Capillary expects the RSA key wrapped in Protobuf objects. So we had to use SwiftProtobuf (Swift version of Googles Protobuf).

-Use SwiftProtobuf to generate Swift file from the capillary_internal.proto.

  1. Using AsymmetricCryptoException to create a secure keypair.

  2. Use exportRSAPublicKeyToDER in CryptoExportImportManager to export RSA key to DER format.

  3. Wrap the result of exportRSAPublicKeyToDER in the structs from capillary_internal.pb.swift (see swift function below).

  4. Provide the capillaryPublicKeyString to your backend that run capillary, it will now be able to encrypt using it.

  5. When you receive the push, handle it using Notification Service Extension (look for tutorials on how to do this. One major thing is that the push message must have mutableContent set to true.)

  6. To decrypt the encrypted string inside Notification Service Extension you need to put the encrypted string in an Capillary_Internal_CapillaryCiphertext object, split out the signature and payload data from that object.ciphertext. Length of the signature is then found in the first 4 bytes of the ciphertext. Then you need to put the payload in Capillary_Internal_HybridRsaCiphertext object, and symmetricKeyCiphertext is now the Data object to use for further decryption.

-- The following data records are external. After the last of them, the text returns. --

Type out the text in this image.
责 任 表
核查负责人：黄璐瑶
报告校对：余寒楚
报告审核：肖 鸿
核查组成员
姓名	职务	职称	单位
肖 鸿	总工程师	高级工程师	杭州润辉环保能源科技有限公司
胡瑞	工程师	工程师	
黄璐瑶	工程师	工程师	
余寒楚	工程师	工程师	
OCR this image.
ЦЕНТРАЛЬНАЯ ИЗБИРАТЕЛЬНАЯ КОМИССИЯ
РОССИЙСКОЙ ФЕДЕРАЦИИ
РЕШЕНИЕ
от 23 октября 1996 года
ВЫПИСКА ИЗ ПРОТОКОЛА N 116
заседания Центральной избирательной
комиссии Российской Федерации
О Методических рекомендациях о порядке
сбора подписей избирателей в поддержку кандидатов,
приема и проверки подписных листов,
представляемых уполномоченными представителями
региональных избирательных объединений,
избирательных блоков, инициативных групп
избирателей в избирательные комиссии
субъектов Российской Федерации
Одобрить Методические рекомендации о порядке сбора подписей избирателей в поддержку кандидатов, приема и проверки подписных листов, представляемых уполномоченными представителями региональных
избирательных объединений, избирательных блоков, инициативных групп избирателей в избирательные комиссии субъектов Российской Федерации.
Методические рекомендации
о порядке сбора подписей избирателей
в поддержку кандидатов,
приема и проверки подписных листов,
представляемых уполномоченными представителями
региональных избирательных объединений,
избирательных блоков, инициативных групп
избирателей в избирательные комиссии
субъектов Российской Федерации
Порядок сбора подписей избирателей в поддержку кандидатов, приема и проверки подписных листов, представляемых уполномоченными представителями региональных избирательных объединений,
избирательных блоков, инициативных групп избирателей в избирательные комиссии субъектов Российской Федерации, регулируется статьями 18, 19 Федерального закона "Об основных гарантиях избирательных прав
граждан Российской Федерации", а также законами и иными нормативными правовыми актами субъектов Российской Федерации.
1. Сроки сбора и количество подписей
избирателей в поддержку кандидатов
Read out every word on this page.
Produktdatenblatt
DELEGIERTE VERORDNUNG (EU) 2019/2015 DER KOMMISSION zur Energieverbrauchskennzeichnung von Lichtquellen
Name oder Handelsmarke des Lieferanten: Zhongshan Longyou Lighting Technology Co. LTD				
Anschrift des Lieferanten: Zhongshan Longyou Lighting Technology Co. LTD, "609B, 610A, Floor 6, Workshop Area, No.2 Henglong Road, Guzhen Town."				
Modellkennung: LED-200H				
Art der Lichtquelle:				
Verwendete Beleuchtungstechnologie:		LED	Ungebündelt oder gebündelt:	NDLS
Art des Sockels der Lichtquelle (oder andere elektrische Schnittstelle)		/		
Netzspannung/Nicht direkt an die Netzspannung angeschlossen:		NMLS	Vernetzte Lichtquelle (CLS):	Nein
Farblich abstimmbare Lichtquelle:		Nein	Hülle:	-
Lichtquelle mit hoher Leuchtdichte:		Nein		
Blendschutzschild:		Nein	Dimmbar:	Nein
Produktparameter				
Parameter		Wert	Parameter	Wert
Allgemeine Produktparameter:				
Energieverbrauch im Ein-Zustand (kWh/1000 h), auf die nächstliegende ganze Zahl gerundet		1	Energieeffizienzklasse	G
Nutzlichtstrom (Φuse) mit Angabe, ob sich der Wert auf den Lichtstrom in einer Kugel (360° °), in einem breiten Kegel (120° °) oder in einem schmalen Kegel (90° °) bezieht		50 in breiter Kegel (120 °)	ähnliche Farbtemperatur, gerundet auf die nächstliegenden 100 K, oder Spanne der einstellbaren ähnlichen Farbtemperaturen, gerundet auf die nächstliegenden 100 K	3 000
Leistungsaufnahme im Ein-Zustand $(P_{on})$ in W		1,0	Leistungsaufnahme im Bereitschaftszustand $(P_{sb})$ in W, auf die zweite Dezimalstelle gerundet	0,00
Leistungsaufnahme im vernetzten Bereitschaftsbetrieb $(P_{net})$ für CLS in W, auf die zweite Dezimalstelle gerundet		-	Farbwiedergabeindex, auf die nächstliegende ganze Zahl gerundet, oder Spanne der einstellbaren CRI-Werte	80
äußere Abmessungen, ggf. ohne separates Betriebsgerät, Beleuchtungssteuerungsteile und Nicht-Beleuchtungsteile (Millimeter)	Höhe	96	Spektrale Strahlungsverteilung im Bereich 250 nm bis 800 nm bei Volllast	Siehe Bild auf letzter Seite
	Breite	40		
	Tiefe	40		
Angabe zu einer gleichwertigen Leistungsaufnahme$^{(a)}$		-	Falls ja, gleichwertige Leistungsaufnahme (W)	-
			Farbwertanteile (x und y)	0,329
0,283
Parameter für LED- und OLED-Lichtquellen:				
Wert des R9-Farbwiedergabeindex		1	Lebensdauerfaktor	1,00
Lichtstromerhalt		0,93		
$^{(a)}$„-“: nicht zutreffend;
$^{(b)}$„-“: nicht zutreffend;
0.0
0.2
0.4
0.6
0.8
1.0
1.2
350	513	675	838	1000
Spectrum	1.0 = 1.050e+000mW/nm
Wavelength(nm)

  7. We used TINK to decrypt the symmetricKeyCiphertext.

Function to wrap keydata in capillary protobuf structs (step 3):

func capillaryPublicKeyProtobufString(keyData: Data?) -> String? {
		guard let keyData = keyData else {
			return nil
		}

		var capillaryPublicKeyString = ""

		var wrappedRsaEcdsaPublicKey = Capillary_Internal_WrappedRsaEcdsaPublicKey.init()
		wrappedRsaEcdsaPublicKey.keyBytes = keyData
		wrappedRsaEcdsaPublicKey.padding = kPadding

		var capillaryPublicKey = Capillary_Internal_CapillaryPublicKey.init()
		do {
			capillaryPublicKey.keyBytes = try wrappedRsaEcdsaPublicKey.serializedData()
			capillaryPublicKeyString = try capillaryPublicKey.serializedData().base64EncodedString()
		} catch {
			Debugger.print("Failed to generate capillaryPublic Key: \(error.localizedDescription)")
		}

		return capillaryPublicKeyString
	}

I know this might be confusing, and there is alot of steps. But we made it work this way, so its possible, and this might help you figure things out.